Pierre Bourdieu (1992) « Deux impérialismes de l'universel », in Christine Fauré et Tom Bishop (sous la direction), L'Amérique des des Français, Paris : Editions F. Bourin, pp. 149-155.

 この小論は,フランスとアメリカという普遍主義の帝国をその特質と相違を論じ,真の普遍的文化とはなにかを解明するものである。

 ブルデューによれば,フランスの普遍主義の根源には,フランス革命があり,これはフランス共和国の根拠となっているのみならず,普遍的革命としてあらゆる革命のモデルになっている。このことから,フランスは普遍主義を体現しており,フランスの国民文化は普遍的であることが正当化され,これが文化帝国主義の根拠となると考える。

 フランス植民地主義は,個別文化として普遍性を体現するとの確信から,同化主義にもとづく併合を普遍主義へむけた解放と考えるようになった。すなわち普遍主義にもとづく帝国主義は,解放をもたらす帝国主義であると考えられるようになったのである。(ちなみに,植民地主義の正当化については,ここでブルデューは言及していないものの,フランス共産党の主張もあり,それによれば,フランス以外の諸国が実行した植民地支配よりもフランスの植民地支配は相対的に優れているために,他国の恣意に任せるよりも,フランスが行った方がよいとする見解もあった。)

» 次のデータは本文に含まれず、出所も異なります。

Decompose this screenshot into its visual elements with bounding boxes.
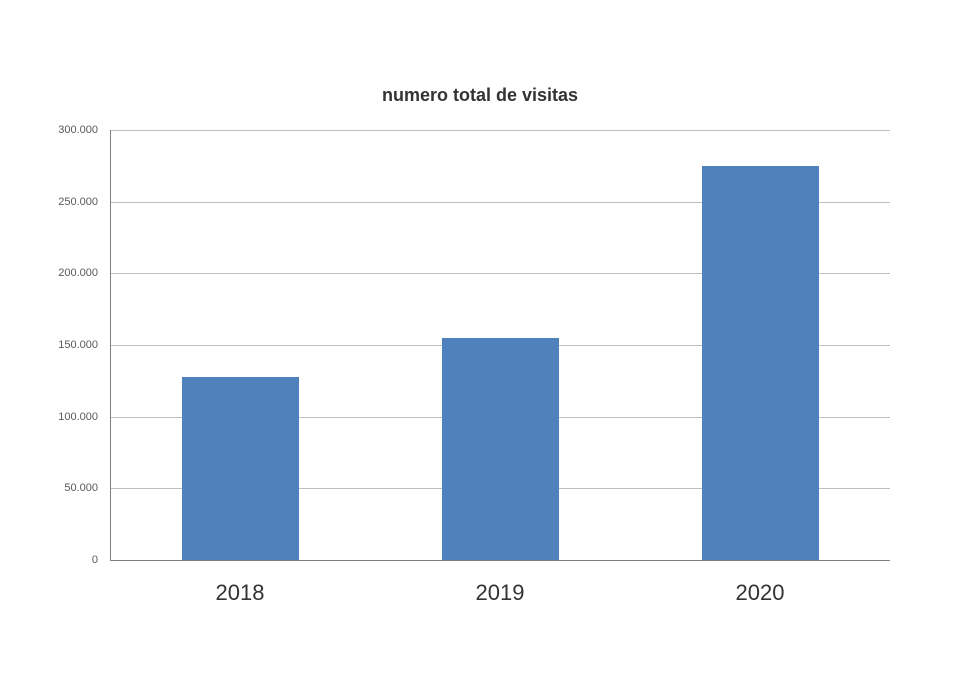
y-tick-label: 300.000: [0, 124, 98, 136]
y-tick-label: 100.000: [0, 411, 98, 423]
x-tick-label: 2018: [216, 580, 265, 606]
plot-area: [110, 130, 890, 560]
x-tick-label: 2019: [476, 580, 525, 606]
y-axis-line: [110, 130, 111, 560]
bar: [182, 377, 299, 560]
y-tick-label: 0: [0, 554, 98, 566]
y-tick-label: 50.000: [0, 482, 98, 494]
chart-title: numero total de visitas: [0, 85, 960, 106]
bar: [702, 166, 819, 560]
x-tick-label: 2020: [736, 580, 785, 606]
y-tick-label: 200.000: [0, 267, 98, 279]
y-tick-label: 250.000: [0, 196, 98, 208]
gridline: [110, 130, 890, 131]
bar: [442, 338, 559, 560]
y-tick-label: 150.000: [0, 339, 98, 351]
chart-canvas: numero total de visitas 0 50.000 100.000 15…: [0, 0, 960, 675]
x-axis-line: [110, 560, 890, 561]
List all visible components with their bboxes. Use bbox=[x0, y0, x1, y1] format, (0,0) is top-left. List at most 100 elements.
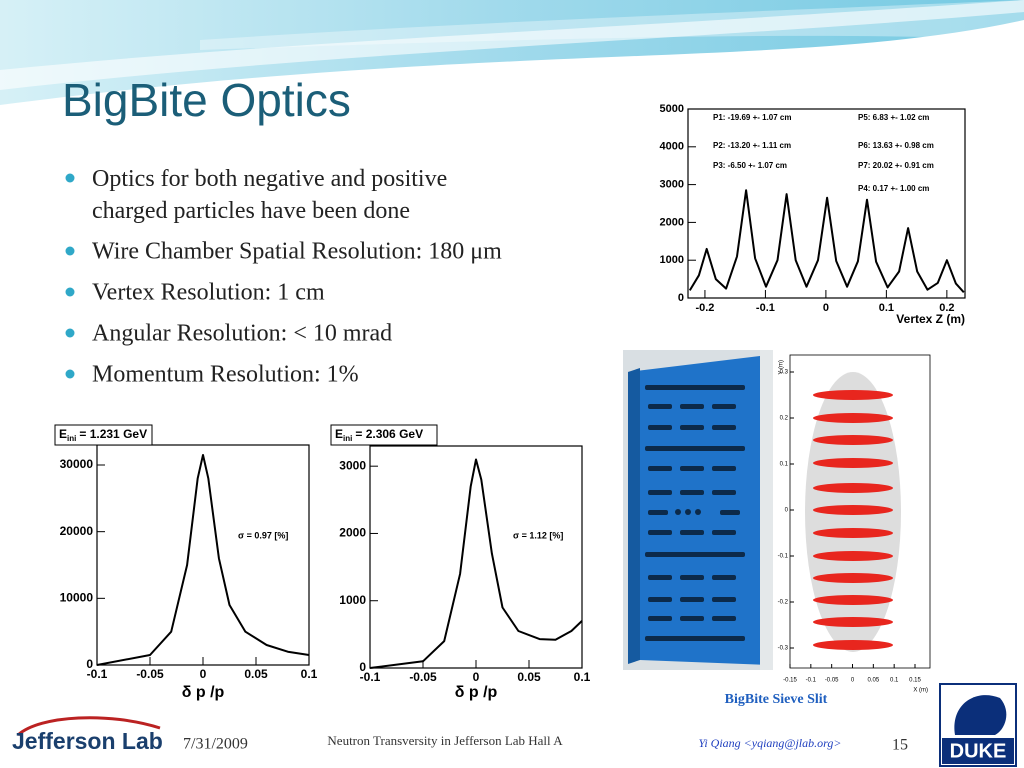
y-tick-label: 0.1 bbox=[780, 462, 789, 468]
x-tick-label: 0.1 bbox=[574, 670, 591, 684]
slot bbox=[712, 466, 736, 471]
slot bbox=[648, 597, 672, 602]
momentum-plot: 0 1000 2000 3000 -0.1 -0.05 0 0.05 0.1 δ p /p Eini… bbox=[330, 424, 591, 701]
y-tick-label: 0.2 bbox=[780, 416, 789, 422]
x-axis-label: X (m) bbox=[913, 688, 928, 694]
slot bbox=[648, 510, 668, 515]
y-tick-label: 2000 bbox=[339, 526, 366, 540]
slot bbox=[645, 552, 745, 557]
x-tick-label: -0.1 bbox=[87, 667, 108, 681]
x-tick-label: 0.1 bbox=[879, 302, 894, 314]
scatter-band bbox=[813, 528, 893, 538]
y-tick-label: 0 bbox=[785, 508, 789, 514]
slot bbox=[645, 385, 745, 390]
x-tick-label: 0.05 bbox=[244, 667, 268, 681]
x-tick-label: 0.1 bbox=[890, 678, 899, 684]
slot bbox=[712, 490, 736, 495]
vertex-plot: 0 1000 2000 3000 4000 5000 -0.2 -0.1 0 0.1 0.2Vert… bbox=[648, 100, 970, 328]
slot bbox=[712, 425, 736, 430]
x-tick-label: -0.05 bbox=[825, 678, 839, 684]
y-tick-label: 0 bbox=[359, 660, 366, 674]
bullet-text: Optics for both negative and positive cha… bbox=[92, 166, 447, 224]
x-tick-label: 0.2 bbox=[939, 302, 954, 314]
scatter-band bbox=[813, 617, 893, 627]
y-tick-label: -0.2 bbox=[778, 600, 789, 606]
scatter-band bbox=[813, 505, 893, 515]
fit-annotation: P7: 20.02 +- 0.91 cm bbox=[858, 161, 934, 170]
x-tick-label: -0.15 bbox=[783, 678, 797, 684]
y-tick-label: -0.1 bbox=[778, 554, 789, 560]
scatter-band bbox=[813, 483, 893, 493]
bullet-text: Vertex Resolution: 1 cm bbox=[92, 280, 325, 306]
slot bbox=[680, 530, 704, 535]
x-tick-label: 0 bbox=[473, 670, 480, 684]
bullet-dot bbox=[65, 173, 75, 183]
slot bbox=[645, 446, 745, 451]
energy-box bbox=[54, 424, 153, 446]
slot bbox=[712, 616, 736, 621]
slot bbox=[680, 466, 704, 471]
y-tick-label: 0 bbox=[86, 657, 93, 671]
slot bbox=[720, 510, 740, 515]
scatter-band bbox=[813, 458, 893, 468]
sigma-label: σ = 1.12 [%] bbox=[513, 530, 563, 540]
bullet-dot bbox=[65, 287, 75, 297]
slot bbox=[648, 466, 672, 471]
slot bbox=[645, 636, 745, 641]
slot bbox=[680, 616, 704, 621]
data-line bbox=[688, 189, 965, 293]
footer-talk: Neutron Transversity in Jefferson Lab Ha… bbox=[327, 733, 563, 748]
bullet-text: Angular Resolution: < 10 mrad bbox=[92, 321, 392, 347]
x-tick-label: -0.1 bbox=[360, 670, 381, 684]
fit-annotation: P4: 0.17 +- 1.00 cm bbox=[858, 184, 929, 193]
bullet-text: Momentum Resolution: 1% bbox=[92, 362, 359, 388]
fit-annotation: P1: -19.69 +- 1.07 cm bbox=[713, 113, 792, 122]
slot bbox=[648, 404, 672, 409]
scatter-band bbox=[813, 595, 893, 605]
footer: Jefferson Lab 7/31/2009 Neutron Transver… bbox=[12, 683, 1017, 767]
energy-box bbox=[330, 424, 438, 446]
plot-frame bbox=[96, 444, 310, 666]
bullet-text: Wire Chamber Spatial Resolution: 180 μm bbox=[92, 239, 502, 265]
scatter-band bbox=[813, 435, 893, 445]
y-tick-label: 0 bbox=[678, 292, 684, 304]
scatter-cloud bbox=[805, 372, 901, 652]
x-tick-label: -0.05 bbox=[409, 670, 437, 684]
x-tick-label: 0 bbox=[823, 302, 829, 314]
scatter-band bbox=[813, 573, 893, 583]
sigma-label: σ = 0.97 [%] bbox=[238, 530, 288, 540]
hole bbox=[675, 509, 681, 515]
slot bbox=[680, 575, 704, 580]
y-tick-label: 20000 bbox=[60, 524, 94, 538]
scatter-band bbox=[813, 551, 893, 561]
y-tick-label: 2000 bbox=[660, 216, 684, 228]
slot bbox=[680, 597, 704, 602]
slot bbox=[648, 490, 672, 495]
slot bbox=[680, 425, 704, 430]
fit-annotation: P5: 6.83 +- 1.02 cm bbox=[858, 113, 929, 122]
fit-annotation: P6: 13.63 +- 0.98 cm bbox=[858, 141, 934, 150]
scatter-band bbox=[813, 413, 893, 423]
hole bbox=[685, 509, 691, 515]
y-tick-label: 1000 bbox=[339, 593, 366, 607]
x-tick-label: -0.1 bbox=[806, 678, 817, 684]
x-tick-label: -0.2 bbox=[695, 302, 714, 314]
y-axis-label: Y (m) bbox=[779, 360, 785, 375]
energy-subscript: ini bbox=[343, 434, 352, 443]
slot bbox=[680, 490, 704, 495]
y-tick-label: 1000 bbox=[660, 254, 684, 266]
energy-subscript: ini bbox=[67, 434, 76, 443]
scatter-band bbox=[813, 390, 893, 400]
energy-text: = 2.306 GeV bbox=[355, 427, 423, 441]
x-axis-label: Vertex Z (m) bbox=[896, 312, 965, 326]
energy-text: = 1.231 GeV bbox=[79, 427, 147, 441]
x-tick-label: 0 bbox=[200, 667, 207, 681]
bullet-dot bbox=[65, 328, 75, 338]
slot bbox=[712, 597, 736, 602]
slide-title: BigBite Optics bbox=[62, 74, 351, 126]
x-axis-label: δ p /p bbox=[182, 684, 225, 701]
slot bbox=[712, 575, 736, 580]
bullet-dot bbox=[65, 246, 75, 256]
x-tick-label: 0.15 bbox=[909, 678, 921, 684]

 フランスが普遍主義を体現することから,フランス人は自らに固有の関心を普遍化することができると感じるようになり,文化面での普遍主義の独占にまでいたる。それはフランス語の改革について当てはまる。前衛的な作家たちまでもが,綴り字の合理化を含めた,フランス語改革に対して,それがいかなるものであろうとも,反対してきたのは,フランス語自体がリヴァロルの言説にあったように,普遍性を獲得しているためであり,変更は必要ないと考えたからである。

 この一方でもう一つの普遍主義である,アメリカの民主主義については,19世紀のフランス貴族トックヴィルが承認したことにその正統性の根拠がある。アメリカの民主主義が普遍的であるということは,他者による承認,それも外国人であり,また民主主義の対極に位置づけられる貴族が承認したことによって正当化された。

 しかし,現代世界においてアメリカの普遍主義は民主主義にとどまらず,文化的普遍主義に展開しており,ブルデューはその発現をノーベル賞に象徴される科学という文化資本に認めるのである。

 米仏の対立とは,上昇しつつある帝国主義と,衰退しつつある帝国主義のそれに他ならない。

 では,あらたな普遍的文化とは何か。ブルデューによれば,それはこれまでのように個別文化を押しつけることで生まれるものではなく,さまざまな文化的伝統が相互に承認しあうことにより,統合して生まれた文化であり,普遍主義を主張する個別文化の闘争から生まれるものではない。